È necessario che l’assegno superi almeno 1,5 volte il valore dell’assegno sociale. Questo può essere un obiettivo difficile da raggiungere in presenza di un lungo periodo di lavoro part-time, ritardando il pensionamento.
Un esempio pratico
Per fare un esempio, supponiamo che due lavoratori abbiano entrambi 67 anni e abbiano versato 20 anni di contributi, ma uno abbia lavorato a tempo pieno e l’altro a part time al 50%.
Supponiamo inoltre che il coefficiente di trasformazione sia pari a 5,5% per entrambi. Se il lavoratore a tempo pieno ha una retribuzione media annua di 30.000 euro e il lavoratore a part time ha una retribuzione media annua di 15.000 euro, il loro montante contributivo sarà rispettivamente:
- 30.000 x 0,33 x 20 = 198.000 euro per il lavoratore a tempo pieno
- 15.000 x 0,33 x 20 = 99.000 euro per il lavoratore a part time
La loro pensione annua sarà quindi:
- 198.000 x 0,055 = 10.890 euro per il lavoratore a tempo pieno
- 99.000 x 0,055 = 5.445 euro per il lavoratore a part time
Come si può vedere, la pensione del lavoratore a part time è circa la metà di quella del lavoratore a tempo pieno, pur avendo lo stesso numero di anni di contributi.
Pensione part-time: il modello scandinavo
Nei Paesi scandinavi, come Norvegia e Svezia, il concetto di pensionamento “part time” è stato sperimentato con successo per diversi anni, prevedendo una graduale riduzione dell’orario di lavoro nell’arco di due o tre anni. Un esempio concreto arriva dalla Svezia, dove i dipendenti pubblici possono richiedere una pensione parziale continuando a lavorare almeno il 50% delle ore previste dal loro contratto.
La richiesta può essere avanzata dal mese in cui il dipendente compie 61 anni fino al mese precedente a quello in cui compie 65 anni, età in cui può andare regolarmente in pensione. Il livello di pensione parziale richiesto può variare dal 10% al 50% dell’orario previsto dal contratto e l’importo ricevuto dipende dalle ore lavorate.

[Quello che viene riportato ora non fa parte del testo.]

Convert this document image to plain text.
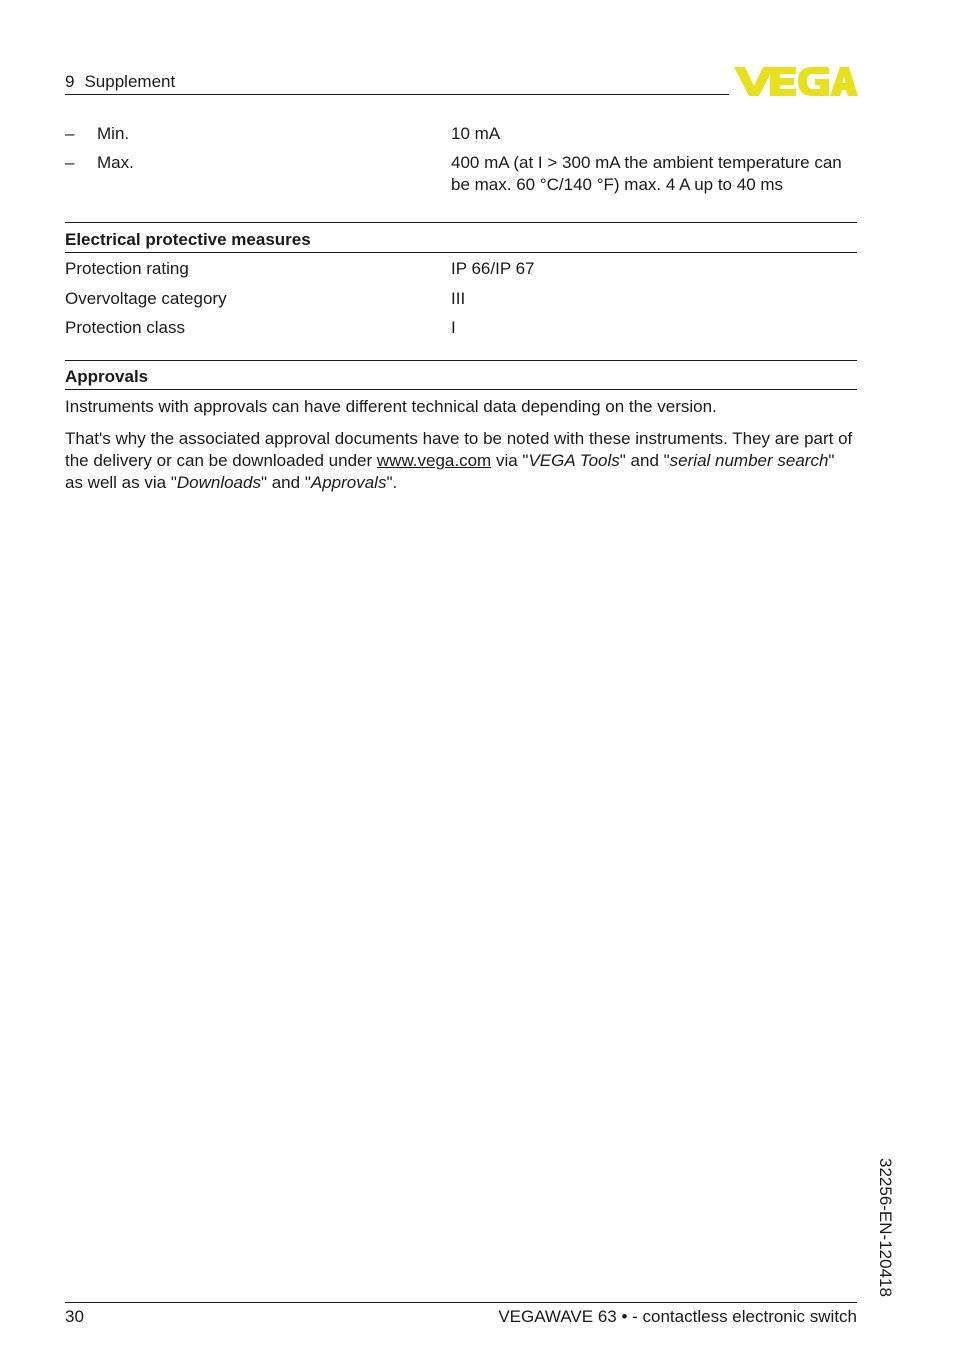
9 Supplement
– Min.	10 mA
– Max.	400 mA (at I > 300 mA the ambient temperature can be max. 60 °C/140 °F) max. 4 A up to 40 ms
Electrical protective measures
Protection rating	IP 66/IP 67
Overvoltage category	III
Protection class	I
Approvals
Instruments with approvals can have different technical data depending on the version.
That's why the associated approval documents have to be noted with these instruments. They are part of the delivery or can be downloaded under www.vega.com via "VEGA Tools" and "serial number search" as well as via "Downloads" and "Approvals".
32256-EN-120418
30	VEGAWAVE 63 • - contactless electronic switch
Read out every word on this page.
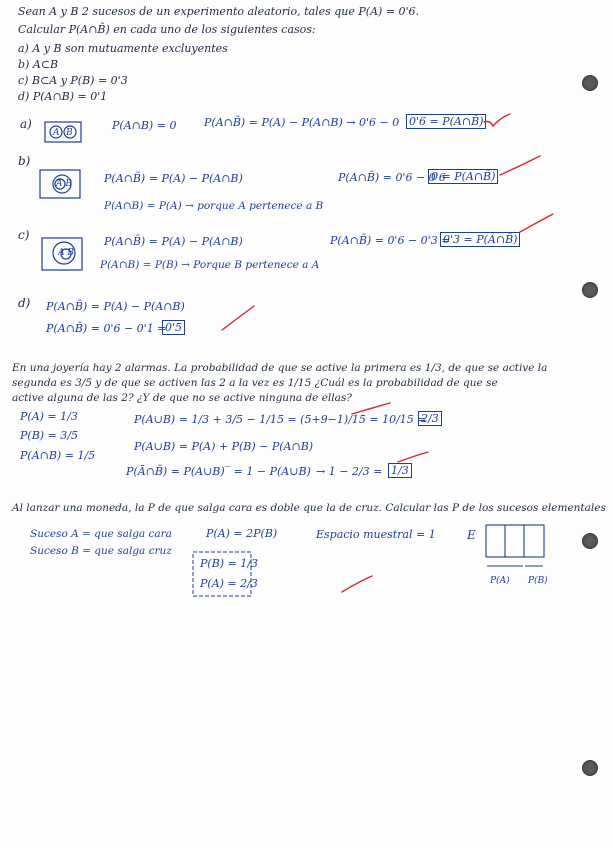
Sean A y B 2 sucesos de un experimento aleatorio, tales que P(A) = 0'6.
Calcular P(A∩B̄) en cada uno de los siguientes casos:
a) A y B son mutuamente excluyentes
b) A⊂B
c) B⊂A y P(B) = 0'3
d) P(A∩B) = 0'1
a)
A B
P(A∩B) = 0	P(A∩B̄) = P(A) − P(A∩B) → 0'6 − 0 0'6 = P(A∩B̄)
b)
A B	P(A∩B̄) = P(A) − P(A∩B)	P(A∩B̄) = 0'6 − 0'6
0 = P(A∩B̄)
P(A∩B) = P(A) → porque A pertenece a B
c)
A B
P(A∩B̄) = P(A) − P(A∩B)	P(A∩B̄) = 0'6 − 0'3 =
0'3 = P(A∩B̄)
P(A∩B) = P(B) → Porque B pertenece a A
d) P(A∩B̄) = P(A) − P(A∩B)
P(A∩B̄) = 0'6 − 0'1 =
0'5
En una joyería hay 2 alarmas. La probabilidad de que se active la primera es 1/3, de que se active la
segunda es 3/5 y de que se activen las 2 a la vez es 1/15 ¿Cuál es la probabilidad de que se
active alguna de las 2? ¿Y de que no se active ninguna de ellas?
P(A) = 1/3
P(B) = 3/5
P(A∩B) = 1/5
P(A∪B) = 1/3 + 3/5 − 1/15 = (5+9−1)/15 = 10/15 =
2/3
P(A∪B) = P(A) + P(B) − P(A∩B)
P(Ā∩B̄) = P(A∪B)‾ = 1 − P(A∪B) → 1 − 2/3 = 1/3
Al lanzar una moneda, la P de que salga cara es doble que la de cruz. Calcular las P de los sucesos elementales
Suceso A = que salga cara
Suceso B = que salga cruz
P(A) = 2P(B)	Espacio muestral = 1	E
P(B) = 1/3
P(A) = 2/3	P(A) P(B)
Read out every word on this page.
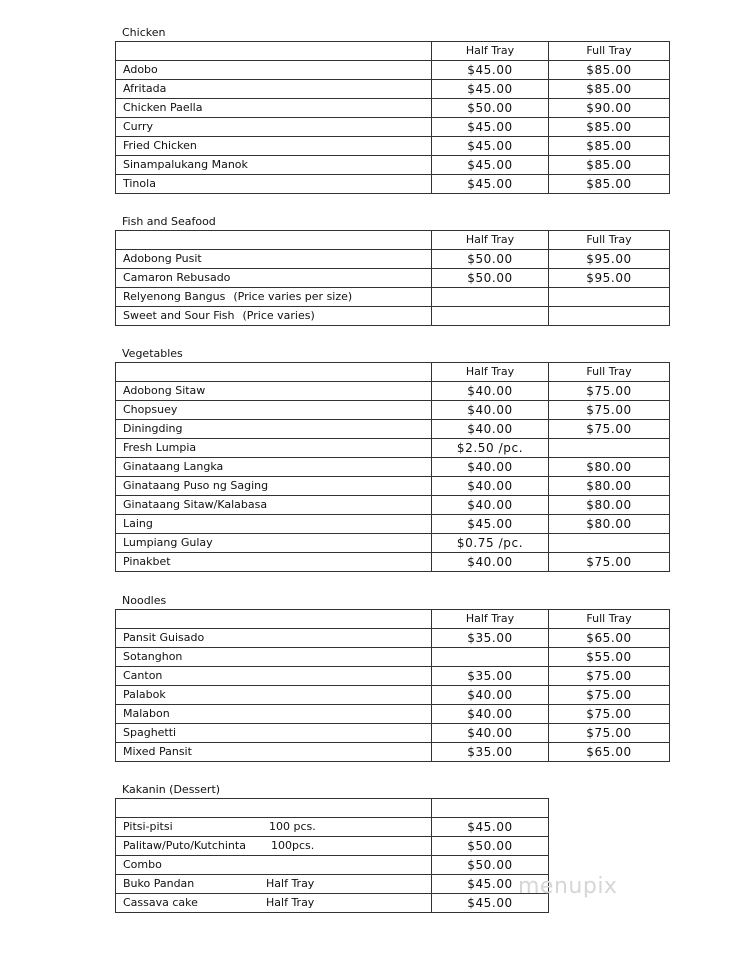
Chicken
	Half Tray	Full Tray
Adobo	$45.00	$85.00
Afritada	$45.00	$85.00
Chicken Paella	$50.00	$90.00
Curry	$45.00	$85.00
Fried Chicken	$45.00	$85.00
Sinampalukang Manok	$45.00	$85.00
Tinola	$45.00	$85.00
Fish and Seafood
	Half Tray	Full Tray
Adobong Pusit	$50.00	$95.00
Camaron Rebusado	$50.00	$95.00
Relyenong Bangus (Price varies per size)		
Sweet and Sour Fish (Price varies)		
Vegetables
	Half Tray	Full Tray
Adobong Sitaw	$40.00	$75.00
Chopsuey	$40.00	$75.00
Diningding	$40.00	$75.00
Fresh Lumpia	$2.50 /pc.	
Ginataang Langka	$40.00	$80.00
Ginataang Puso ng Saging	$40.00	$80.00
Ginataang Sitaw/Kalabasa	$40.00	$80.00
Laing	$45.00	$80.00
Lumpiang Gulay	$0.75 /pc.	
Pinakbet	$40.00	$75.00
Noodles
	Half Tray	Full Tray
Pansit Guisado	$35.00	$65.00
Sotanghon		$55.00
Canton	$35.00	$75.00
Palabok	$40.00	$75.00
Malabon	$40.00	$75.00
Spaghetti	$40.00	$75.00
Mixed Pansit	$35.00	$65.00
Kakanin (Dessert)

Pitsi-pitsi 100 pcs.	$45.00
Palitaw/Puto/Kutchinta 100pcs.	$50.00
Combo	$50.00
Buko Pandan Half Tray	$45.00
Cassava cake Half Tray	$45.00
menupix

In pratica, il dipendente non smette del tutto di lavorare, ma riduce progressivamente le ore fino al raggiungimento dell’età pensionabile, creando un sistema misto di lavoro e pensione. Ciò facilita il passaggio delle competenze e favorisce il ricambio generazionale. Una volta concessa la pensione parziale, il dipendente viene considerato a tempo parziale e l’orario viene rimodulato in base alle esigenze dell’azienda.
Applicazione in Italia
Tuttavia, uno dei principali ostacoli di attuare anche in Italia una sorta di pensione part time sul modello scandinavo sono i costi associati. La seconda Finanziaria del governo Meloni prevede già un budget di due miliardi di euro per la previdenza, escludendo la rivalutazione delle pensioni, che potrebbe richiedere fino a 13 miliardi di euro.